OBAMA: "We're also going to have to look at, how is it that we shredded so many regulations? We did not set up a 21st-century regulatory framework to deal with these problems. And that in part has to do with an economic philosophy that says that regulation is always bad."
THE FACTS: Some of the abuses that occurred stemmed from the 1999 repeal of a Depression-era law that separated banks from brokerages. In legislation supported by former President Clinton and Robert Rubin, now a top Obama adviser and treasury secretary in the Clinton administration, this separation was ended — allowing banks and insurance companies to sell securities.
But while regular banks were strictly regulated by the government, Wall Street banks and other non-bank institutions — many of the same institutions whose abuses led to the current crisis — were allowed to operate with less regulation.
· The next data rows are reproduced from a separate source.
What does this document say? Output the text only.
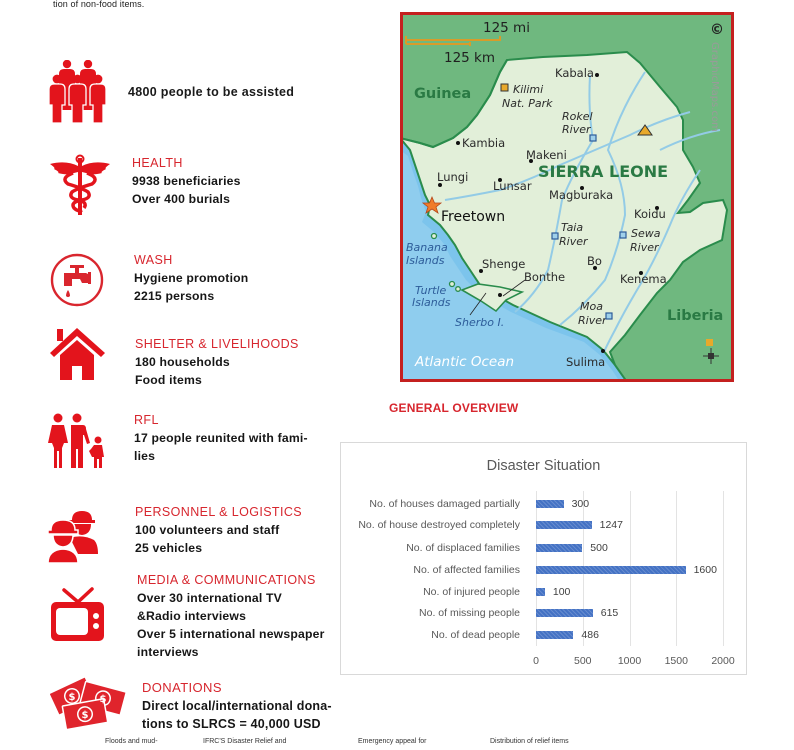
tion of non-food items.
4800 people to be assisted
HEALTH
9938 beneficiaries
Over 400 burials
WASH
Hygiene promotion
2215 persons
SHELTER & LIVELIHOODS
180 households
Food items
RFL
17 people reunited with fami-
lies
PERSONNEL & LOGISTICS
100 volunteers and staff
25 vehicles
MEDIA & COMMUNICATIONS
Over 30 international TV
&Radio interviews
Over 5 international newspaper
interviews
$ $
$
DONATIONS
Direct local/international dona-
tions to SLRCS = 40,000 USD
125 mi
125 km
©
GraphicMaps.com
Guinea
SIERRA LEONE
Liberia
Kilimi
Nat. Park
Rokel
River
Taia
River
Sewa
River
Moa
River
Banana
Islands
Turtle
Islands
Sherbo I.
Atlantic Ocean
Kabala
Kambia
Makeni
Lungi
Lunsar
Magburaka
Freetown	Koidu
Shenge
Bonthe
Bo
Kenema
Sulima
GENERAL OVERVIEW
Disaster Situation
0	500	1000 1500 2000
No. of houses damaged partially	300
No. of house destroyed completely	1247
No. of displaced families	500
No. of affected families	1600
No. of injured people	100
No. of missing people	615
No. of dead people	486
Floods and mud-	IFRC'S Disaster Relief and	Emergency appeal for	Distribution of relief items
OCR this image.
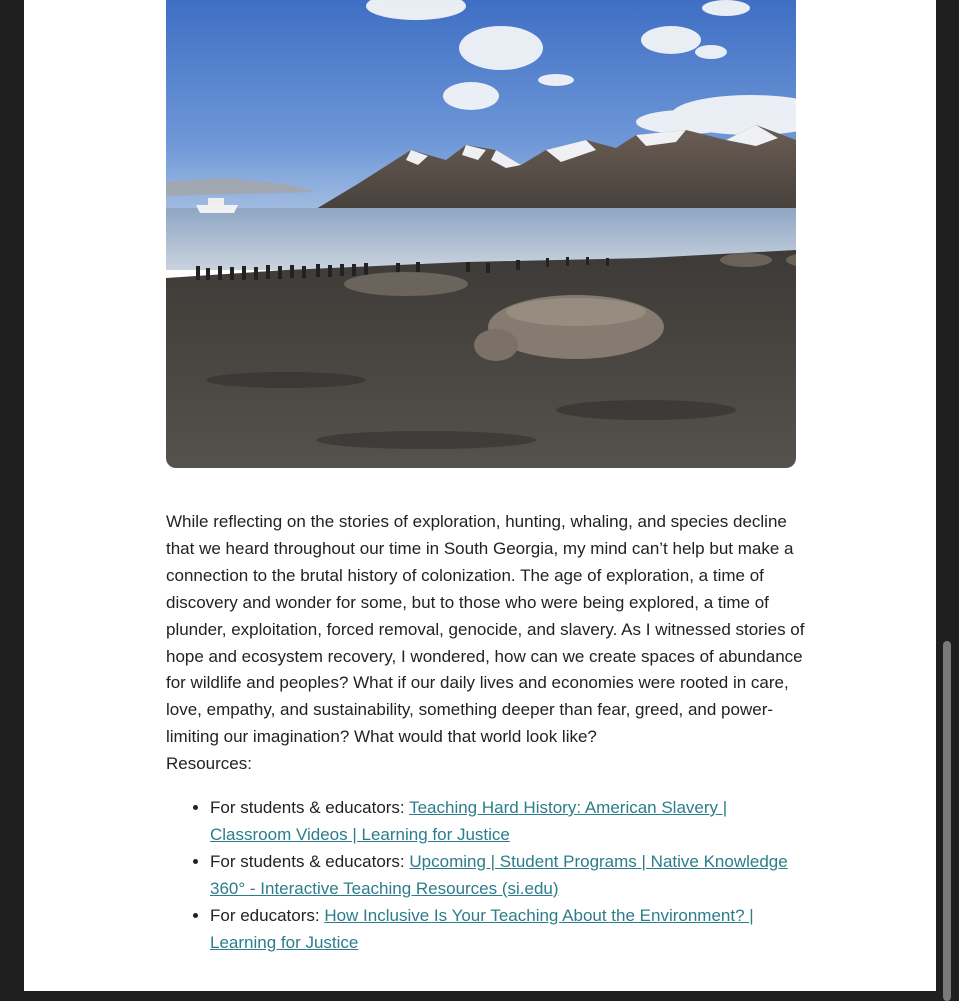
While reflecting on the stories of exploration, hunting, whaling, and species decline that we heard throughout our time in South Georgia, my mind can’t help but make a connection to the brutal history of colonization. The age of exploration, a time of discovery and wonder for some, but to those who were being explored, a time of plunder, exploitation, forced removal, genocide, and slavery. As I witnessed stories of hope and ecosystem recovery, I wondered, how can we create spaces of abundance for wildlife and peoples? What if our daily lives and economies were rooted in care, love, empathy, and sustainability, something deeper than fear, greed, and power-limiting our imagination? What would that world look like?

Resources:

• For students & educators: Teaching Hard History: American Slavery | Classroom Videos | Learning for Justice
• For students & educators: Upcoming | Student Programs | Native Knowledge 360° - Interactive Teaching Resources (si.edu)
• For educators: How Inclusive Is Your Teaching About the Environment? | Learning for Justice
So, what's missing? Just the fact that the legislation in question, the Gramm-Leach-Bliley Act, was sponsored and pushed through by Phil Gramm, who was John McCain's chief economic advisor until he announced that America was a "nation of whiners," and that John McCain supported and voted for the bill. The Associated Press failed to identify the name of the bill, the man behind it and the fact that he authored candidate McCain's economic policy. And even more dishonest is the cheap attempt to tie the bill to Democrats, not bothering to mention that the Gramm-Leach-Bliley Act passed with 100% Republican support.
The Associated Press is an embarrassment to journalism.